PPKM Darurat—yang kemudian berganti nama berdasarkan level di masa-masa perpanjangan setelahnya—tampak membuahkan hasil. Akhirnya, lebih dari satu bulan kemudian, tetpatnya pada 18 Agustus 2021, BOR di Wisma Atlet dinyatakan berada di angka 17,60%. Penurunan absolut dari angka BOR tertinggi sampai hari ini adalah sebesar 73,19%.
Angka BOR tersebut diharapkan akan terus mengalami penurunan. Pasalnya, angka tersebut masih belum menyentuh rekor angka BOR terendah di Wisma Atlet sebesar 15,02% pada 18 Mei 2021 lalu.
“Kita bisa lihat bahwa memang rumah sakit darurat ini menjadi penopang, ya, penopang yang sangat menguatkan sehingga rumah sakit rujukan tidak penuh karena salah satu kunci penanganan adalah membedakan,” ujar Dewi.
“Kita mengklasifikasi pasien mana-mana yang cukup hanya di isolasi terpusat saja tanpa perlu penanganan ke rumah sakit. Kalau enggak, nanti rumah sakitnya penuh, baik dia gejalanya ringan, sedang, dan berat. Akhirnya tidak bisa dipisahkan. Fatalitas juga menjadi semakin tinggi,” imbuh Dewi.

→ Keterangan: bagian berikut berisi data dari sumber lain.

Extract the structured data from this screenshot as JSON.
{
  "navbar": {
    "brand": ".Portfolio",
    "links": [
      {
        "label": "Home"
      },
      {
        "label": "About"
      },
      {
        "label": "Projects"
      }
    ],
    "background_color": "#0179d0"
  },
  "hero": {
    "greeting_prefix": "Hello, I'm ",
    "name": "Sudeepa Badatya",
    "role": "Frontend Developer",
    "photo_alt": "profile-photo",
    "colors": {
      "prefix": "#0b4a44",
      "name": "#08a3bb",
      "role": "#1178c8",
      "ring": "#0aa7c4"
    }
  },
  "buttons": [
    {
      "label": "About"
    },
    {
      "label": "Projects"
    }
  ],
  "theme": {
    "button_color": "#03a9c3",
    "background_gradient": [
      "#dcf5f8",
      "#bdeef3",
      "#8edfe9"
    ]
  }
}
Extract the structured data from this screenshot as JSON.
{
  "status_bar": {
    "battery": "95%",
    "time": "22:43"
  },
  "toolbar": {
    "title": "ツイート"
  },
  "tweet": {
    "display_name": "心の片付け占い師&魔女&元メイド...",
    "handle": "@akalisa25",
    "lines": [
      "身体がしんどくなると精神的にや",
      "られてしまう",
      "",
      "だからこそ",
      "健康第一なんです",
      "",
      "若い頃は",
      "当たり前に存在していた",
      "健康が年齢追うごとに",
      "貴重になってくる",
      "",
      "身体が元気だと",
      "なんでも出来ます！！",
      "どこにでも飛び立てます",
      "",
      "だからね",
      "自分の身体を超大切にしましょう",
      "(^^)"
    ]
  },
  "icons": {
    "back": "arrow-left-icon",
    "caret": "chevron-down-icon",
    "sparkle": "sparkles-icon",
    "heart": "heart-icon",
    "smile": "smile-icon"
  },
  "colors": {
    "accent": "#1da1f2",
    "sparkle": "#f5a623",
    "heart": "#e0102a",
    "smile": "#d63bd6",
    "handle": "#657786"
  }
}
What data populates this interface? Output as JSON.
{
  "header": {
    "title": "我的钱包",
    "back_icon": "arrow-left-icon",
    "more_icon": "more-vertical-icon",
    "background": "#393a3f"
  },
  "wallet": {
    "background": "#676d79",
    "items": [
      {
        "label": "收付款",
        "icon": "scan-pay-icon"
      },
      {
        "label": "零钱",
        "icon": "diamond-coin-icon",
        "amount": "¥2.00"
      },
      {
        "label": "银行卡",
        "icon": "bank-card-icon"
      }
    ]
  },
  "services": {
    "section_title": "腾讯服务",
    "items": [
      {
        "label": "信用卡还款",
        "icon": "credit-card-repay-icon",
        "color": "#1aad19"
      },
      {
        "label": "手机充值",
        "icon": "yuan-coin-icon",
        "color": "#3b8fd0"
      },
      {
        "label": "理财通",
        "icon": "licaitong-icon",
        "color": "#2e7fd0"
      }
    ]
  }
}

Dalam suasana perayaan kemerdekaan ini, baik pemerintah dan masyarakat berhak bernapas sedikit lega. Selain kabar menyenangkan dari Wisma Atlet, Dewi juga menyampaikan bahwa penurunan kasus aktif di level nasional sejak puncaknya pada akhir Juni-Juli lalu juga mengalami penurunan, yakni sebesar 37,58%.
Selain itu, Dewi juga menyampaikan bahwa angka BOR di rumah sakit rujukan Covid-19 di setiap provinsi di Indonesia sudah tak ada lagi yang menyentuh angka 80%, menurut data Satgas Covid-19 per tanggal 18 Agustus 2021.
Menurut data tersebut, terdapat tujuh provinsi yang sudah berwarna hijau atau setara dengan BOR di bawah 30% di Indonesia. Ketujuh provinsi tersebut adalah sebagai berikut: Jawa Barat (27,83%), Banten (27,64%), Nusa Tenggara Barat (27,43%), DKI Jakarta (25,55%), Kepulauan Riau (25,38%), Papua Barat (18,94%), dan Maluku (14,95%).
Tiga dari tujuh provinsi tersebut ada di Pulau Jawa yang menerapkan PPKM Darurat dan PPKM Level 3-4 sejak awal Juli silam. Dewi melihat hal ini sebagai sebuah keberhasilan. “Jadi, kita bisa lihat kemajuan yang sangat signifikan terjadi dalam beberapa pekan terakhir pasca penerapan PPKM Level 4 atau PPKM Darurat,” ujarnya.
Walau demikian, Dewi menilai bahwa perjuangan melawan gelombang varian Delta ini belum tuntas sampai di sini. Ia tetap mengharap kontribusi dari setiap elemen masyarakat untuk tetap patuh pada protokol kesehatan. Belum lagi, menurut data per hari ini dari Kementerian Kesehatan, penambahan kasus masih berada di kisaran belasan ribu dan angka kematian masih di atas 1.000 kasus kematian.